PURPOSE: Kaposi’s sarcoma (KS) is a spindle cell tumor resulting from growth dysregulation in the setting of infection with human herpes virus-8 (also called KS herpes virus). Advanced KS is characterized by poor responses to antiretroviral therapy and some of the chemotherapy readily accessible to patients in low-resource areas. Gemcitabine induced partial and complete regression of AIDS-associated KS (AIDS-KS) in 11 of 24 patients in a pilot study. The current study compares the antimetabolite gemcitabine with the standard care bleomycin and vincristine (BV) in the treatment of chemotherapy-naïve patients with AIDS-KS in a resource-limited setting.
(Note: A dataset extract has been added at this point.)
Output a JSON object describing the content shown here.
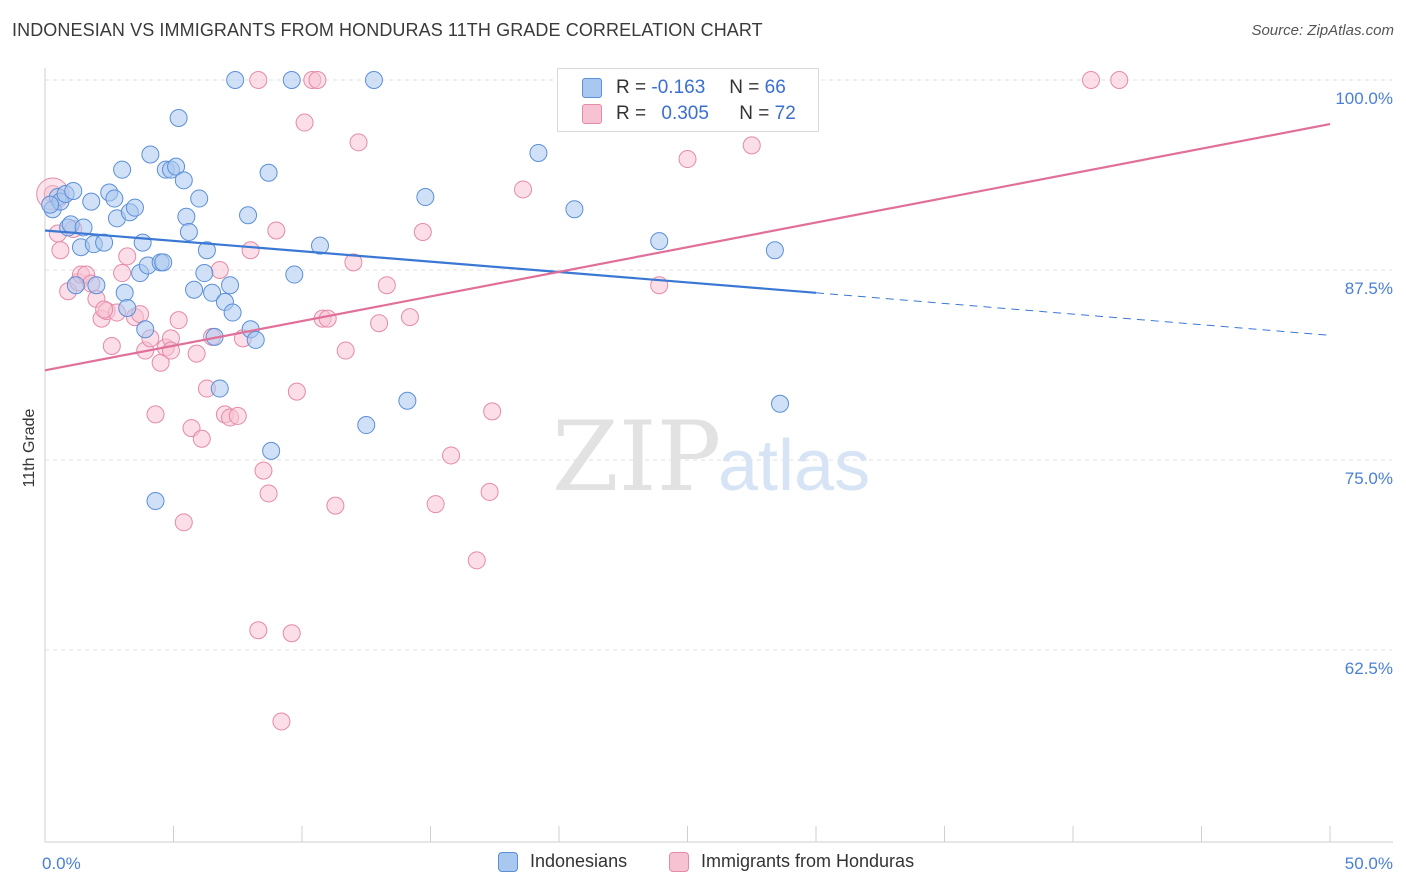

PATIENTS AND METHODS: Patients with persistent or progressive KS despite treatment with combined antiretroviral therapy were randomly assigned to receive gemcitabine 1,000 mg/m(2) or bleomycin 15 IU/ m(2) and vincristine 1.4 mg/m(2) given twice weekly. The main end point was objective response by bidirectional measurement, adverse events, and quality of life after three cycles of chemotherapy. RESULTS: Of 70 participants enrolled, 36 received gemcitabine and 34 received BV. Complete response was achieved in 12 patients (33.3%) in the gemcitabine arm and six (17.6%) in the BV arm (P = .175). The partial response rate was 52.8% (n = 19) in the gemcitabine arm and 58.8% (n = 20) in the BV arm. Both study arms reported similar neurologic and hematologic adverse events; there was statistically significant baseline to post-treatment improvement in health-related quality-of-life scores. CONCLUSION: The results of this randomized, phase IIA trial demonstrate gemcitabine activity in chemotherapy-naïve patients with AIDS-KS, on the basis of response rates, adverse events, and health-related quality-of-life scores.